In fact, it was terrible.

I mean, I cannot speak from experience as I was not the one who took it, but I can speak from the experience of the hours following Mom's first treatment, which was two weeks ago. What I really wanted to do was just take on her nausea and frustrations for her. That's really what I have been thinking through this whole thing: I want to alleviate this dreadful physical, emotional, and spiritual pain. It's a battle. It sucks. It takes time to get better, only to go through it all over again.

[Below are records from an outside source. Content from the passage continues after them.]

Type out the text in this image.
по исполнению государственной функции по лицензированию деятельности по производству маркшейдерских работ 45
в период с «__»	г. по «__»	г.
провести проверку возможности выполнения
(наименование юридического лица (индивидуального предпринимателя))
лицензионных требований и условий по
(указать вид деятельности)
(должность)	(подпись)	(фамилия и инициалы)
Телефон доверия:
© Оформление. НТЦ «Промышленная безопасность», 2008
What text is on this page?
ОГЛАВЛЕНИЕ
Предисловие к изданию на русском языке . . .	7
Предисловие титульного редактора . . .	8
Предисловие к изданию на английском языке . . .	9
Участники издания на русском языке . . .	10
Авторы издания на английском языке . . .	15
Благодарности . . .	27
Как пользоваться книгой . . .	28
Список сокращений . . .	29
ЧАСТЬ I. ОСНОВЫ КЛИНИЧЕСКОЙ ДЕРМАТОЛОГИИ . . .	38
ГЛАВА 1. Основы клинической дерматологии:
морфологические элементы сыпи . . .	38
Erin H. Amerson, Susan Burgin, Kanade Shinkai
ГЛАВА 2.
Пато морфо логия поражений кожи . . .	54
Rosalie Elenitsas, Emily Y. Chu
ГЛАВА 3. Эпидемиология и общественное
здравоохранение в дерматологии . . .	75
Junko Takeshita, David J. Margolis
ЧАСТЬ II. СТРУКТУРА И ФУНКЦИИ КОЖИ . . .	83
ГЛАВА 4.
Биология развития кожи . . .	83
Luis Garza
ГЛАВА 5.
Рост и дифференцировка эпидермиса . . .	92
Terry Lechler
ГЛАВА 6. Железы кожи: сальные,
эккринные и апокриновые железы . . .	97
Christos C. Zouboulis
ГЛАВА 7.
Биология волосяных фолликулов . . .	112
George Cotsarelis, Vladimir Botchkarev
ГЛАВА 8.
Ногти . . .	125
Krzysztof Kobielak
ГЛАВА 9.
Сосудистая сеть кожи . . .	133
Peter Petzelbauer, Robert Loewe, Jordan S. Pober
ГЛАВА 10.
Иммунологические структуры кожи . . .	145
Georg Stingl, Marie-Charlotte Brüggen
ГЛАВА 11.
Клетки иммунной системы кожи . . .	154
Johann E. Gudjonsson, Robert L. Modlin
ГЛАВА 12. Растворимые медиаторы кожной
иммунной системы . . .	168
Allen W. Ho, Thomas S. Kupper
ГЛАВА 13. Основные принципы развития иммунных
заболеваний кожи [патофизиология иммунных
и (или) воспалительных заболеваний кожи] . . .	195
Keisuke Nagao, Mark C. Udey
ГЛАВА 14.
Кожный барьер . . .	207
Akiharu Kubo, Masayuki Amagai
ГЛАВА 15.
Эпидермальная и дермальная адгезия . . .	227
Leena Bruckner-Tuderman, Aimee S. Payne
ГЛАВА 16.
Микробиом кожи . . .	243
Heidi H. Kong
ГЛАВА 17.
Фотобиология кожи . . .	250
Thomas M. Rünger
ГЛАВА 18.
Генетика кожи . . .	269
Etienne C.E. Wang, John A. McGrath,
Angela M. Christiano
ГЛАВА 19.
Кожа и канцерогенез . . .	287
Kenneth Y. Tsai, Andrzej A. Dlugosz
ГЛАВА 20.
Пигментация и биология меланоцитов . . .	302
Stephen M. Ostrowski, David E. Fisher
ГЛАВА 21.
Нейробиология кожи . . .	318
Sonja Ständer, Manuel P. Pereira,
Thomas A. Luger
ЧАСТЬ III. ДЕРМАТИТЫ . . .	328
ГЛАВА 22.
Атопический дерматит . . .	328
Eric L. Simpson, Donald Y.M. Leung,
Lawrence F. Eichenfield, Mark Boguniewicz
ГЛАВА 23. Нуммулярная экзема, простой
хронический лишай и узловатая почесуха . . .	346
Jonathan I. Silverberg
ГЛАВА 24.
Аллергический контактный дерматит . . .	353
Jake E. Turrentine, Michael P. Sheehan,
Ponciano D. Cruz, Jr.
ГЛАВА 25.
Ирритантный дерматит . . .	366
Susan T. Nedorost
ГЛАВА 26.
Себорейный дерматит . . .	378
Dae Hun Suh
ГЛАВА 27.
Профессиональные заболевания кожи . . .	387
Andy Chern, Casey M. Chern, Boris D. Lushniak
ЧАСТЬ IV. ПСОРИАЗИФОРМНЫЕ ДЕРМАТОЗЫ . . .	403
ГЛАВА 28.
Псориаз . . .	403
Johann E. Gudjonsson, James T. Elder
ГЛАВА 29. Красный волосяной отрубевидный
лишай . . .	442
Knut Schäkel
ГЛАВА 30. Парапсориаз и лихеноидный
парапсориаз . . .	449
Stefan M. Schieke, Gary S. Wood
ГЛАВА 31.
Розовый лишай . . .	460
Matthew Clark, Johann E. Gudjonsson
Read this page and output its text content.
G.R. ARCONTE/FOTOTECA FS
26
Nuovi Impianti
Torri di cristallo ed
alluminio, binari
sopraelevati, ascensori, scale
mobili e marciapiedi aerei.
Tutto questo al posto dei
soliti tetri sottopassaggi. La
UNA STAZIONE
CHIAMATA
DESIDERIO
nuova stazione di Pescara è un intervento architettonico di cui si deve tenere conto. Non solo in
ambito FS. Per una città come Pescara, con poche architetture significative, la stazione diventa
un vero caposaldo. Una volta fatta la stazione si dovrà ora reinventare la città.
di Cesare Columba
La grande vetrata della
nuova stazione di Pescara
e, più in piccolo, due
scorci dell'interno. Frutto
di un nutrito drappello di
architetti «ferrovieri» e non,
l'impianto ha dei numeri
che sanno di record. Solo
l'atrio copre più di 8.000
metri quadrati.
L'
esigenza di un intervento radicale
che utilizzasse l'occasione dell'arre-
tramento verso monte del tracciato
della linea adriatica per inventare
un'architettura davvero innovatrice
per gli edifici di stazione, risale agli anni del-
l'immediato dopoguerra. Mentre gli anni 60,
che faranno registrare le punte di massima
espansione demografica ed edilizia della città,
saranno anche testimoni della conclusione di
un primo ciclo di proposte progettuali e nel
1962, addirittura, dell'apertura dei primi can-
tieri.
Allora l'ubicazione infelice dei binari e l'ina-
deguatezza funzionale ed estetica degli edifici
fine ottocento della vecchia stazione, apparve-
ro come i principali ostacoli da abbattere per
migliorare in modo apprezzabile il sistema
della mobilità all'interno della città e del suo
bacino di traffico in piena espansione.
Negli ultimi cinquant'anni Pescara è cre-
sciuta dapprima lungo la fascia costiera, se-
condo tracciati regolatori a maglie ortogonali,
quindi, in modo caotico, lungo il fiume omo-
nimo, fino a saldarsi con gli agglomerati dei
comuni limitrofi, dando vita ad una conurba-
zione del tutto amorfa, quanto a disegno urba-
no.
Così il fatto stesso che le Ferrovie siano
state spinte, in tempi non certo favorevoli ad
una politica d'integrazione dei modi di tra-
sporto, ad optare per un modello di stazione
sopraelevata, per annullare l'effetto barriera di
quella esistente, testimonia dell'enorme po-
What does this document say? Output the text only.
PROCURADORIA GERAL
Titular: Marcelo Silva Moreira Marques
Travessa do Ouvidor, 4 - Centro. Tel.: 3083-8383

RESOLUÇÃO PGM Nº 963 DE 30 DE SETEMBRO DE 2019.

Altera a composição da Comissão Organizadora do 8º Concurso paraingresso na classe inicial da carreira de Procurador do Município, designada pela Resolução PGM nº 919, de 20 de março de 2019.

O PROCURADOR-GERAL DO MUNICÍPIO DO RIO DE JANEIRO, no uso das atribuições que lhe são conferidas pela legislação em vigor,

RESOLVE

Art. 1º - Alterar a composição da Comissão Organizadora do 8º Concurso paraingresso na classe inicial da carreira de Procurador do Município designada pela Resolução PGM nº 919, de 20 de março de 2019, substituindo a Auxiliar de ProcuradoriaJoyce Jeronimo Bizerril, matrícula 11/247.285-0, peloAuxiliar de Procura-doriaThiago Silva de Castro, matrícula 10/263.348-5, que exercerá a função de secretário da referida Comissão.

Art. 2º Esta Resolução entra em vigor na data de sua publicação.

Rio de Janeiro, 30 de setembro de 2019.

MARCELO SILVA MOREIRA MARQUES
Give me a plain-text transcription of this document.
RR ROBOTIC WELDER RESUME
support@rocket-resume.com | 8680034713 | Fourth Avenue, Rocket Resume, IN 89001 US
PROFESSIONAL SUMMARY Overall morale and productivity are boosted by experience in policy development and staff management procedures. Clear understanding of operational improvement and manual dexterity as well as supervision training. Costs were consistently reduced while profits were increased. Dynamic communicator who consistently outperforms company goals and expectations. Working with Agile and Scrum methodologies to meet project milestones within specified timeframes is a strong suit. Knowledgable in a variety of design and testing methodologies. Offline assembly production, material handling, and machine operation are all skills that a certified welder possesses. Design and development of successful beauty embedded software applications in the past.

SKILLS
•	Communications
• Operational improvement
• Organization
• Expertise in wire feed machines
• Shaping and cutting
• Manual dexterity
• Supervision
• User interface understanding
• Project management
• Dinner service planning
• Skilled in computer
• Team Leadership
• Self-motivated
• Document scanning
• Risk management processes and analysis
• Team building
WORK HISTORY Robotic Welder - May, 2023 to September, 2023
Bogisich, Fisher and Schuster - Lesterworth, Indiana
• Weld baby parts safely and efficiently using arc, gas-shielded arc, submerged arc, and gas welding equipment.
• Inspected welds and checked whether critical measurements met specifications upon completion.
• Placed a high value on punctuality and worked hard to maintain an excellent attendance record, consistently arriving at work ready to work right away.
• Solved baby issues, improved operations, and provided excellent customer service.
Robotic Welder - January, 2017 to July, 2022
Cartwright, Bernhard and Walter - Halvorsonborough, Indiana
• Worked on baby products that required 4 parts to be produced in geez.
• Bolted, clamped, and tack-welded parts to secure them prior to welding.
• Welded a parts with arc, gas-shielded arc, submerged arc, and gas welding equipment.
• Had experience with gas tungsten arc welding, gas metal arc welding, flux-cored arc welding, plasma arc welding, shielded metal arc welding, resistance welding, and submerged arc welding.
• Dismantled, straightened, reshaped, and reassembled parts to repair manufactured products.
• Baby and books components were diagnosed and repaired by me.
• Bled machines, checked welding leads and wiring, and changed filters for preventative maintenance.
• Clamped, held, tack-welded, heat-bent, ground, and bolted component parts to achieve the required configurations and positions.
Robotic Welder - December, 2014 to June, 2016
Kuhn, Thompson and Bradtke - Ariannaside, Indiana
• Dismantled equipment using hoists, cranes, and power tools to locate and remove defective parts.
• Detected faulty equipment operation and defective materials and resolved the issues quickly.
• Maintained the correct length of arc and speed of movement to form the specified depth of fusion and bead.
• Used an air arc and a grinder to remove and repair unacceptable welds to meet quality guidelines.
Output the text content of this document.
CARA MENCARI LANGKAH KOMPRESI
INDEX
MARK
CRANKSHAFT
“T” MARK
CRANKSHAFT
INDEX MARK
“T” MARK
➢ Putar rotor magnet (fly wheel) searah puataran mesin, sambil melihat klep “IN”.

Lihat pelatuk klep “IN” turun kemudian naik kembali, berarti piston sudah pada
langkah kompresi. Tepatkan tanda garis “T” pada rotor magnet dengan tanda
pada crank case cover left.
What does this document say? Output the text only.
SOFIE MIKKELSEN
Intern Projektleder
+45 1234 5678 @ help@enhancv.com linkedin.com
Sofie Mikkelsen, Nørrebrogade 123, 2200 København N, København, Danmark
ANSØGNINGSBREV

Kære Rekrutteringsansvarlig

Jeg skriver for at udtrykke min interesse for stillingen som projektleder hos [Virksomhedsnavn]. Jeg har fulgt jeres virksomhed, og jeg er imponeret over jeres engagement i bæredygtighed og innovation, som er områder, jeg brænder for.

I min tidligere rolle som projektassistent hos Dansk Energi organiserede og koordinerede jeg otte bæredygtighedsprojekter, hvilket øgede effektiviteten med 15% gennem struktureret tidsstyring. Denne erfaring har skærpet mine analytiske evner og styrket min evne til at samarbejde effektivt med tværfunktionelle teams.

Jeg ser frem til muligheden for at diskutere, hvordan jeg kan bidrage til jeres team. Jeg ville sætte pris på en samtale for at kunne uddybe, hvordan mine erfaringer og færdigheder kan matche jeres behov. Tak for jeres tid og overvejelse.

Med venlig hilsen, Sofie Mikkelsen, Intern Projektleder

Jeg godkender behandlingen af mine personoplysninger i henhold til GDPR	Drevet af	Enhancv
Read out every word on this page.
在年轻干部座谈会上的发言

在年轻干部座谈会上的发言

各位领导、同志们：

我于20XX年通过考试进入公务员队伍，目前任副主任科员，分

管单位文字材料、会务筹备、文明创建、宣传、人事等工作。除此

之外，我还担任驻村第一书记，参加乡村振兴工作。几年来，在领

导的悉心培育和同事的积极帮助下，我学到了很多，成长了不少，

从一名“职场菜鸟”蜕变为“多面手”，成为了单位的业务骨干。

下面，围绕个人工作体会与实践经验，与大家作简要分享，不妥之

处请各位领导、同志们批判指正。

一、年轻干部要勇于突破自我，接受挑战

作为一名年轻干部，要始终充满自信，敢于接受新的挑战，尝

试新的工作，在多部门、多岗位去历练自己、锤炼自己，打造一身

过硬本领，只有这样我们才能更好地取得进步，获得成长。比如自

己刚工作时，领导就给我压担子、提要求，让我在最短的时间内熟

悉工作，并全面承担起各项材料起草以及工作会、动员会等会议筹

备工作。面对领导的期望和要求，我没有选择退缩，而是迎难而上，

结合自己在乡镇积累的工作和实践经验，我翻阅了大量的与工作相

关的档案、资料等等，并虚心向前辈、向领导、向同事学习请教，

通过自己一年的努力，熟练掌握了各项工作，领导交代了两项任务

So, tomorrow is round 2 of 4 in this first batch of treatments. She goes in every two weeks for "A" and "C." They are both long and fancy-sounding drugs, but it is easier to call them A and C. Plus, Doc Milling does, and he always sounds smart, so I'll follow his lead. A and C are the bullies. They are the strong meds that cause hair loss, nausea, drowsiness, and just all-around cruddiness. They're really, really invasive and impolite. I hate them. When Mom has finally mocked them and made them run home crying in a few more weeks, it is "T"'s turn to invade. This med is not as mean, according to our Main Man Milling. This will be administered once a week for three months, putting the series finale of this drama to air some time in mid-September.

The good news is that Mom has not lost her hair yet. She was told that it would begin to go after the first week and a half, and like I said, we are already 2 weeks in past the first round of treatments. My prayer is that she will not lose it, or at least if she does, she won't lose it completely. I am still considering cutting mine really short if she does lose hers... we'll see. Would anyone else be willing to chop their locks off too? Might be kinda fun... ;)

So there ya go. Today we are making it. Some days are more triumphant than others, but who doesn't feel that way? Mom is strong-willed and grounded in her faith.

Pray that she continues to remain strong in Jesus' strength alone. I need that prayer for my own life too.

Lord, we need Your strength. We love You. Please continue to make a way for my mom in this challenging time. We know You have a plan and purpose for all of this. Let us not lose sight of that glorious thought. 

"I may be weak, but Your spirit is strong in me. My flesh may fail, but my God You never will. Give me faith to trust what you say. That You're good, and Your love is great. I'm broken inside, I give You my life." - Elevation Worship, "Give Me Faith"

1 comment:

  1. Your update fills me with emotion...thank you so much Alyssa! How can one be "inspired" by such an ugly subject...but I am. I realize how His joy is truly yours and Mom's strength! You're on the home stretch of this unchartered journey...but please know that God will be glorified through your Mom whom we all love SO dearly! She is in my prayers xxoo!